Indeed, many courts have allowed providers to assert ERISA claims even where the plan purports to prohibit such assignments, through an “anti-assignment clause,” on a number of grounds, including estoppel and the plan administrator’s course of dealing. See, e.g., Atlantic Spinal Care v. Highmark Blue Shield, No. 13-3159 (JLL), 2013 WL 3354433, at *4 (D. N.J. July 2, 2013) (recognizing that an anti-assignment clause may be waived by, inter alia, a course of dealing); Glen Ridge Surgicenter, LLC v. Horizon Blue Cross Blue Shield of New Jersey, Inc., No. 08-6160, 2009 WL 3233427, at *X (D. N.J. Sept. 30, 2009) (noting that a course of dealing between a provider and insurer may constitute a waiver of an anti-assignment provision and estop the insurer from disavowing the provider’s standing under ERISA). Thus, while the language of the specific plan at issue (namely, whether the plan permits or purports to prohibit assignments) is relevant to whether a provider has standing to bring an ERISA claim, even the presence of an anti-assignment clause is not, in and of itself, dispositive of the standing issue. Instead, in certain circumstances, a provider may still bring an ERISA claim even where the plan contains an anti-assignment clause.

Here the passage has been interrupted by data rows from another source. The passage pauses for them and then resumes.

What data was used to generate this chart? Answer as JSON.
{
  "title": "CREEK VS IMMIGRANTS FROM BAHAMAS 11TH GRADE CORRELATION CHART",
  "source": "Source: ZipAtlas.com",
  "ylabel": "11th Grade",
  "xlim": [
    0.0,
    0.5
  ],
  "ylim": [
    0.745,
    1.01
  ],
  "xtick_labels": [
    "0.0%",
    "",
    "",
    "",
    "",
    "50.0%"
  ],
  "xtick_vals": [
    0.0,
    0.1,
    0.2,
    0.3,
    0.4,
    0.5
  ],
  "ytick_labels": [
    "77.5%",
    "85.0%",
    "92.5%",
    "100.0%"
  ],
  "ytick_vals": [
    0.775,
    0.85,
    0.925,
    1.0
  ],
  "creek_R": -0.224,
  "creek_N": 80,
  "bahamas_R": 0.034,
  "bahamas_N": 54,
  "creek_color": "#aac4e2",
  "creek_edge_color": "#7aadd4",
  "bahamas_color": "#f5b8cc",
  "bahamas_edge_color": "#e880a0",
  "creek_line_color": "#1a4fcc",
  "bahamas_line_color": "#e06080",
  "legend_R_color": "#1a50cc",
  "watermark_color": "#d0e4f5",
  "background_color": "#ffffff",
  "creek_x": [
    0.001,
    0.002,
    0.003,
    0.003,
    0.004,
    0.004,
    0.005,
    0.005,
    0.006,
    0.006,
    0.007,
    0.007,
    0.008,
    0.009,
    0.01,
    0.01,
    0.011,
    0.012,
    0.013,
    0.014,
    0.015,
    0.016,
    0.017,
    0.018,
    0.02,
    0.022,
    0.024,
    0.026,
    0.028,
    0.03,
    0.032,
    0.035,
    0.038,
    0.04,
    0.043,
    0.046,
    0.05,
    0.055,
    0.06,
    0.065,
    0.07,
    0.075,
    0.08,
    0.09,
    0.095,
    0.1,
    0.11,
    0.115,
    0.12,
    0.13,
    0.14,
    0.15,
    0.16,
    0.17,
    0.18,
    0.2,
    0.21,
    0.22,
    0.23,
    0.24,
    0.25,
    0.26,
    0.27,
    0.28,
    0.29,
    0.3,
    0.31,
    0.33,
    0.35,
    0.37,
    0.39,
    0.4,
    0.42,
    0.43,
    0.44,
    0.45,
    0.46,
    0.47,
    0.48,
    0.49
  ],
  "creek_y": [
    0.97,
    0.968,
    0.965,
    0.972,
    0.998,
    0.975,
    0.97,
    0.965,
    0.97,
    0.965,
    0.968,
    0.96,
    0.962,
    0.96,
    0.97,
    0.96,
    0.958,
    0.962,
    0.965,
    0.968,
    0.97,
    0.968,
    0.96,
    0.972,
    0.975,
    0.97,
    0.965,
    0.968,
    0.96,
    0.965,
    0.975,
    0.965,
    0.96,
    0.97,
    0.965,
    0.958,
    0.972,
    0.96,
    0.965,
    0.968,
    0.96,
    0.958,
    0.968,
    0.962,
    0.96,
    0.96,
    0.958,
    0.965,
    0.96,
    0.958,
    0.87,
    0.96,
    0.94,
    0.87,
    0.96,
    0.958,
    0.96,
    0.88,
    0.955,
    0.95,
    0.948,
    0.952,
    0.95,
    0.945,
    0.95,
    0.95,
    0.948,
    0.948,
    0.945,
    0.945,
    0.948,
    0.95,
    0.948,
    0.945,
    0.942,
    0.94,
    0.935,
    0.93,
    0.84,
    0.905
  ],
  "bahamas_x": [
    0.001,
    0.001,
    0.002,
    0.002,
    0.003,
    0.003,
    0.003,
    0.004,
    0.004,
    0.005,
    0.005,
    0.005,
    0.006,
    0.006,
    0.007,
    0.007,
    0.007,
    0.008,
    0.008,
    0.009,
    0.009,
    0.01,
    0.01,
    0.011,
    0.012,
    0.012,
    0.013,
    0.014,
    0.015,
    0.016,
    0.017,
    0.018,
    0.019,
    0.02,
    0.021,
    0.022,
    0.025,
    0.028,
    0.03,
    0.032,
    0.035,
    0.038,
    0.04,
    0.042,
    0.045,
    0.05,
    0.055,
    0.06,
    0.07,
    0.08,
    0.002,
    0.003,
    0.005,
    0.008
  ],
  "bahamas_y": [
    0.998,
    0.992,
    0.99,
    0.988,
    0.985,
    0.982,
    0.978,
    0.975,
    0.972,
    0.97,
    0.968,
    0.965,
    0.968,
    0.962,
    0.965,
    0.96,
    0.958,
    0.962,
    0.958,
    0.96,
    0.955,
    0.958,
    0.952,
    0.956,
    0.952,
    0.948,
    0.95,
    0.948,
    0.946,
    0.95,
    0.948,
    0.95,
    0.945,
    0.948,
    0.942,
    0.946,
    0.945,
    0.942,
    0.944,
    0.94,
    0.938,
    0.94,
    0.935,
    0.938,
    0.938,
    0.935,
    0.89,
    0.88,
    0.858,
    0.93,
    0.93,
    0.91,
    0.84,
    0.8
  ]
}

Exhaustion of Plan Remedies

A third defense raised by insurers relates to whether the provider has “exhausted” the appeals process or other remedies for a payment denial available under the specific benefits plan. While ERISA itself does not require exhaustion of plan remedies, courts have imposed this requirement as a prerequisite to a provider seeking judicial relief under ERISA and insurers frequently assert a provider’s alleged failure to exhaust plan remedies as an affirmative defense to an ERISA claim. See J.W. Counts v. Am. Gen. Life & Accident Ins. Co., 111 F.3d 105, 108 (11th Cir. 1997) (explaining that “plaintiffs in ERISA actions must exhaust available administrative remedies before suing in federal court.”); Denton v. First Nat’l Bank of Waco, 765 F.2d 1295, 1300-01 (5th Cir. 1985) (explaining that exhaustion “is necessary to keep from turning every ERISA action, literally, into a federal case” and prevents “premature judicial intervention in [the plan’s] decision-making process.”) (citation omitted).

Insurers who press the exhaustion of remedies defense often attempt to create a Catch-22 for providers. Specifically, providers who have attempted to navigate a plan’s appeals process will appreciate how difficult and frustrating a task that can be for a number of reasons, including because the process (namely, the requirements and timeline for an appeal) may not be specifically defined or only vaguely defined, because of delays caused by the plan administrator, or because of an administrator’s failure to provide the provider with plan documents and other information addressing the appeals process and its requirements.

As a result, and seemingly in recognition of these insurer-created difficulties, courts have recognized a number of exceptions to the exhaustion requirement, including that pursuing the available plan appeals process would be futile, lack of meaningful access to the claims process, and unreasonable procedures imposed by the plan administrator.There are certain practical steps a provider may be able to take at the outset of an appeal to strengthen or streamline the argument in favor of applying one of these exceptions once litigation has been commenced.Therefore, the more aware of these exceptions a provider is prior to embarking on the plan’s appeals process, the better. These exceptions will be discussed more fully in a forthcoming Alert.

Conclusion

In brief, being an “out-of-network” provider does not necessarily mean that he or she is “out of luck” when it comes to seeking reimbursement for services provided. Notwithstanding insurer-created defenses, ERISA may afford the provider with a means to reimbursement.The insurer defenses discussed in this Alert are more likely to arise early on in the litigation and, as evidenced by the growing body of caselaw in this area of the law, are not insurmountable.